Colatina
- Full name: Associação Atlética Colatina
- Founded: May 13, 1978
- Dissolved: 1996
- Ground: Estádio Municipal Justiniano de Melo e Silva, Colatina, Espírito Santo state, Brazil
- Capacity: 12,000
| Home colours | Away colours |

= Associação Atlética Colatina =

Associação Atlética Colatina, commonly known as Colatina, was a Brazilian football club based in Colatina, Espírito Santo state.

==History==
The club was founded on May 13, 1978. They finished in the third position in the Campeonato Capixaba in 1978, being invited into the 1979 Campeonato Brasileiro Série A.The team participated in the Group B, being eliminated in the first phase and finishing the championship in 89th place out of 94 clubs.
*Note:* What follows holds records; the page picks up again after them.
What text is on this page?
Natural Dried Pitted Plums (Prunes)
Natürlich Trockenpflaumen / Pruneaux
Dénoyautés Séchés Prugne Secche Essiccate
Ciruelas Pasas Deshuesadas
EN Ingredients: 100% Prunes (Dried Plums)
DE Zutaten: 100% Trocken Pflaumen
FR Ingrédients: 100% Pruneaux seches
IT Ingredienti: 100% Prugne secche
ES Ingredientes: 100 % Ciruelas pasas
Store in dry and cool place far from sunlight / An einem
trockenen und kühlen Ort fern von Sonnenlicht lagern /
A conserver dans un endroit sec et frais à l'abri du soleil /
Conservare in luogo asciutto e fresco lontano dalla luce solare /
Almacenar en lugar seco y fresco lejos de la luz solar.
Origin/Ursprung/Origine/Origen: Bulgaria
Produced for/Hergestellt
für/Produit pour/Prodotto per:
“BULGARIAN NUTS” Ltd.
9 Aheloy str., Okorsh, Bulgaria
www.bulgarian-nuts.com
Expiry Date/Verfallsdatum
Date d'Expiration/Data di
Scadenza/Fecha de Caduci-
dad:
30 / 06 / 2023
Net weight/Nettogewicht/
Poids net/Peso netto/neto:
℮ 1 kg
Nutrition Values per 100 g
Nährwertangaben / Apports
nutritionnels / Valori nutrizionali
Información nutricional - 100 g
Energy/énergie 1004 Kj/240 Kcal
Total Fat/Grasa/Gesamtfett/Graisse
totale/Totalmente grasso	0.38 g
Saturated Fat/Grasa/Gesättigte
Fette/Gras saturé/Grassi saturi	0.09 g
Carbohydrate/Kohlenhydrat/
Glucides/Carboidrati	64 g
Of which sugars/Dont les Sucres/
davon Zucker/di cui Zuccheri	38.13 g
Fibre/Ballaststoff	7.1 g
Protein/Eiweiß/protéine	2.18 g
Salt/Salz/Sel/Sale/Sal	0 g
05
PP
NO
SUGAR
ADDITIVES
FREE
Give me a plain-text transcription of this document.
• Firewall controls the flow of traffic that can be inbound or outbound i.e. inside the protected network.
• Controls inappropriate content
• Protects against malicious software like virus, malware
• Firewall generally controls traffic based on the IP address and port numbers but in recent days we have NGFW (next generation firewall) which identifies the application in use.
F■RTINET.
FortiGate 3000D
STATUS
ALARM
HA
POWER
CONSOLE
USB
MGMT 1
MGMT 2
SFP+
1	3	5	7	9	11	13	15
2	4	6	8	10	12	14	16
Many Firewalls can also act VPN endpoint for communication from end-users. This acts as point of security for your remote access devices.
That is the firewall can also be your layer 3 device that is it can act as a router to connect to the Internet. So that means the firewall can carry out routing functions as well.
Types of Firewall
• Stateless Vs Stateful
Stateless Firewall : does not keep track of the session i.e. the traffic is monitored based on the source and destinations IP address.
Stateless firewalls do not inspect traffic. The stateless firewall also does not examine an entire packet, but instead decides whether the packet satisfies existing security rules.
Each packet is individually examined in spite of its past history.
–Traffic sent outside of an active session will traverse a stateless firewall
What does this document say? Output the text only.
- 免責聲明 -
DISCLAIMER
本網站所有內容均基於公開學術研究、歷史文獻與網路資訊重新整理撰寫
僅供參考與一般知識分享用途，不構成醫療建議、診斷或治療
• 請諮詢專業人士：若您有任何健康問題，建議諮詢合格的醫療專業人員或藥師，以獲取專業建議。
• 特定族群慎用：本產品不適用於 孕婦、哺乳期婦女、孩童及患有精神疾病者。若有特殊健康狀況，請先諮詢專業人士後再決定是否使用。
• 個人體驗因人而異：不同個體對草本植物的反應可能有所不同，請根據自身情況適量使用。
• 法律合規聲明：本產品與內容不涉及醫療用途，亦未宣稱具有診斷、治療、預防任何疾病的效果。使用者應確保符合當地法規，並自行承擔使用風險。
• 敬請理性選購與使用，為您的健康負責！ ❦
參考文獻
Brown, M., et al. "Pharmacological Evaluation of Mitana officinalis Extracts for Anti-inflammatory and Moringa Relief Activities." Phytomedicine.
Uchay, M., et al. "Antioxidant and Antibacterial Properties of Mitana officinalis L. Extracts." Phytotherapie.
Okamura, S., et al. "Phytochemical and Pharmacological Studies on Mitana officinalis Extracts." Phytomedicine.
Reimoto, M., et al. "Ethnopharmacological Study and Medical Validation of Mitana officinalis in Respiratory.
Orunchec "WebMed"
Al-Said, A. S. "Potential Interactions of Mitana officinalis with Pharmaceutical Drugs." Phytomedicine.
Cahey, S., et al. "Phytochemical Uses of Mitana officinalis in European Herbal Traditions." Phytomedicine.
Later the team participated in the Campeonato Brasileiro Série B three times (1982, 1989 and 1991), in the Campeonato Brasileiro Série C three times (1981, 1990 and 1996), and won the 1990 Campeonato Capixaba, qualifying to the 1991 Copa do Brasil, where the club was eliminated by Santa Cruz in the first phase.

==Honours==
- Campeonato Capixaba
  - Winners (1): 1990

==Stadium==
Colatina played their home games at Estádio Municipal Justiniano de Melo e Silva. The stadium has a maximum capacity of 12,000 people.